Weil. Nach dem siebten und letzten Wettkampf belegen die Schützen des TSV Ötlingen Platz zwei der Bundesliga Süd. Damit treffen die Rübholzpistoleros bei den Finalkämpfen am 4. Februar in Paderborn auf den Tabellendritten der Bundesliga Nord, SV Kriftel, gegen die es um den Einzug ins Halbfinale geht. Hier wartet der Sieger aus der Paarung Fürth gegen Broistedt.
In der Sporthalle in Weil am Rhein trafen die fünf Ötlinger Schützen zunächst auf die SGi Ludwigsburg. In der Paarung auf der Spitzenposition lieferten sich Yusuf Dikec und Florian Brunner einen packenden Wettkampf. Nach der Hälfte der 40-Schuss-Distanz lag der türkische Nationalmannschaftsschütze in Diensten des TSVÖ mit drei Ringen vorn. Brunner konterte in Serie dreimal mit 98 Ringen und glich aus. Erst die vierte Serie, in der Dikec 97 Ringe und Brunner nur 91 Ringe schoss, brachte die Entscheidung mit 385:379 zugunsten des Ötlingers.
Zwischenzeitlich hatte sich aber in den anderen Partien das Blatt zu Ungunsten der Ötlinger gewendet. Der wie immer schnell schießende Andreas Schneider stellte Patrick Lengerer vor eine schwere Aufgabe. Beide lagen nach zwei Serien noch gleichauf. Lengerer führte nach Durchgang drei nur mit einem Ring, konnte aber in der letzten Serie die vorgelegten 98 Ringe von Schneider nicht toppen und verlor 374:379. Ähnlich erging es der Ötlinger Nummer drei, Leo Braun. Nach 30 Schuss lag er mit nur einem Ring hinter Frederic Dzierzon. Braun beendete seinen Wettkampf zuerst mit 376 Ringen. Der Ludwigsburger nutzte seine Chance, schoss in seiner letzten Serie 96 Ringe und schlug Braun mit 380:376.

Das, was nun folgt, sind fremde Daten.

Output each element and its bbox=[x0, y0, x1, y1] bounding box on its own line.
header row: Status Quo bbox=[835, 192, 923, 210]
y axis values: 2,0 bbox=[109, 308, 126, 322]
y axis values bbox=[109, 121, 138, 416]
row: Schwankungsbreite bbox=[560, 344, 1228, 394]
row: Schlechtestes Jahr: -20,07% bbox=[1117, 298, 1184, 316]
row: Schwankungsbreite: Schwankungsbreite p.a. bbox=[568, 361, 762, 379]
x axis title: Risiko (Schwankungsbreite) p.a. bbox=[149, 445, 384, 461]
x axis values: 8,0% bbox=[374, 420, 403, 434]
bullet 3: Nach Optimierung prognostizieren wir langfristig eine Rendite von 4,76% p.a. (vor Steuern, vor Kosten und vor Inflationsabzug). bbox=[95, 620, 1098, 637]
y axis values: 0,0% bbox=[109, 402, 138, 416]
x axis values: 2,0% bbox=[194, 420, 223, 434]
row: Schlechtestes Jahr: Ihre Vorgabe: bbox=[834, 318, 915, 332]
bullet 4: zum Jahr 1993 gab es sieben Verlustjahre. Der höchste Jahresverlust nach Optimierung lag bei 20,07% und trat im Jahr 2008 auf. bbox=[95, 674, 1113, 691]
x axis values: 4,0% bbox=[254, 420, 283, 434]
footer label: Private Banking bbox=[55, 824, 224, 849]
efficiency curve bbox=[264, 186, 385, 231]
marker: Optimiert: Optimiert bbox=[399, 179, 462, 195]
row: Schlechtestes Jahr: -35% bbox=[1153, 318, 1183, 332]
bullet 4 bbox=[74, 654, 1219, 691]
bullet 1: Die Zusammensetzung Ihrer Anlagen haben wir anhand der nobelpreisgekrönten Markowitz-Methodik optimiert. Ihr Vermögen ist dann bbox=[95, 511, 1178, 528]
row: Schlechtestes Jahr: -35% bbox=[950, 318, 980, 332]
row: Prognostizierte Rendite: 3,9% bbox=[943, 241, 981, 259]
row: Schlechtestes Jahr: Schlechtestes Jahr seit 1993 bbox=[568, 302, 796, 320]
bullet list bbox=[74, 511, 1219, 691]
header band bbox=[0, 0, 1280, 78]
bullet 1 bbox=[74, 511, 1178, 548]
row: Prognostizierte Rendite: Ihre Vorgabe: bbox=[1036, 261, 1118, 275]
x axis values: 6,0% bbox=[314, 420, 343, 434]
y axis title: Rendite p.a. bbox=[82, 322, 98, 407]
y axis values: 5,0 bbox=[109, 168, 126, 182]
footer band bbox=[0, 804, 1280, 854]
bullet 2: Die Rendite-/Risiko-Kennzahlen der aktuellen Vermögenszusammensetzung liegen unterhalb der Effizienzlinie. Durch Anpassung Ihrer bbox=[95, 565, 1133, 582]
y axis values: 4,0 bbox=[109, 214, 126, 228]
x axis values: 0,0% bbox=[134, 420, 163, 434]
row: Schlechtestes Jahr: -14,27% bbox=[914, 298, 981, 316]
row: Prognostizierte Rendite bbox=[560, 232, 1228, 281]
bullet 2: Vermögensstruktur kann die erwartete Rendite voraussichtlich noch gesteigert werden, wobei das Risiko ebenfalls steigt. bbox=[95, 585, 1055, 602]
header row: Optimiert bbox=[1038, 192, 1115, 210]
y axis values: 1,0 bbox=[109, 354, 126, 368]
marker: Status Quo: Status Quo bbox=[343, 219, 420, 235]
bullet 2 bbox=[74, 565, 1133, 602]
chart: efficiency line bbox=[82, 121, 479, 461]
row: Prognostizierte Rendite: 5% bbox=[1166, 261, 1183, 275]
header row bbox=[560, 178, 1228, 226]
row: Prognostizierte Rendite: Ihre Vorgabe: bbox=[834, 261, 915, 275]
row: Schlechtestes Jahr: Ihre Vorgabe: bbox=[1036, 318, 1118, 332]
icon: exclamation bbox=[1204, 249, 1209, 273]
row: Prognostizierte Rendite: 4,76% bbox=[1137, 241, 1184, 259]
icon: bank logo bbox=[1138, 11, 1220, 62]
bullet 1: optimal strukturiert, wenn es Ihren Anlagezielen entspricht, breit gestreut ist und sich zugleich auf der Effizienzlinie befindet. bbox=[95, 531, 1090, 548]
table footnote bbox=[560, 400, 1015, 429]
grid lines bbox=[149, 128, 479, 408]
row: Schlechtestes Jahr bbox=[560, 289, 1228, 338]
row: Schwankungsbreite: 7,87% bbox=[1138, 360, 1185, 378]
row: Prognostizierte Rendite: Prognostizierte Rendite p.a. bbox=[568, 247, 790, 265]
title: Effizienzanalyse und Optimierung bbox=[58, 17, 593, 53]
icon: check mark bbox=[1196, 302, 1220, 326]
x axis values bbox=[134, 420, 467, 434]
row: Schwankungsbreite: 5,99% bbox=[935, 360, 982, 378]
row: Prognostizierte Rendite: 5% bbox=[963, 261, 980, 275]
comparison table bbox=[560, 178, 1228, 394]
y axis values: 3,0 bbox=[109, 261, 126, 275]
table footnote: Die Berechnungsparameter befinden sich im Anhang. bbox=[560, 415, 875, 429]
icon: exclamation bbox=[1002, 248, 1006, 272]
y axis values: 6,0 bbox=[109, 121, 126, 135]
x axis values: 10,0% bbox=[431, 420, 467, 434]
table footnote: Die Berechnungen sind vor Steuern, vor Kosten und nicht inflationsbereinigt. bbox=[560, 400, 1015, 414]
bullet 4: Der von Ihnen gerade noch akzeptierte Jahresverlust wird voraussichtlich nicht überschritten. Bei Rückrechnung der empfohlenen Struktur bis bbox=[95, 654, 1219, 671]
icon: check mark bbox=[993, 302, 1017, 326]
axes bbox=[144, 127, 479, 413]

Da auch die Begegnungen vier und fünf zu diesem Zeitpunkt die Ludwigsburger in Führung sahen, kündigte sich für die Ötlinger eine nicht erwartete, deutliche Niederlage an. Markus Geipel konnte in der letzten Serie einen Vorsprung seiner Gegnerin Julia Hochmuth mit einer guten letzten Serie wettmachen und diese Paarung mit 372:370 entscheiden, was den 2:2-Ausgleich bedeutet. Alles kam jetzt auf das Duell zwischen Franz Roth und Jörg Kobarg an. Eine 99-Ringe-Serie des Ludwigsburgers brachte diesen nach anfänglich ausgeglichenen Durchgängen auf die Siegerstraße. Kobarg versuchte zu kontern, hielt sich auch bis zu seinem letzten Schuss die Möglichkeit eines Stechens offen. Seine acht Ringe reichten aber nicht, er verlor mit 376:378 und lieferte den letzten Punkt zum 3:2 für Ludwigsburg ab.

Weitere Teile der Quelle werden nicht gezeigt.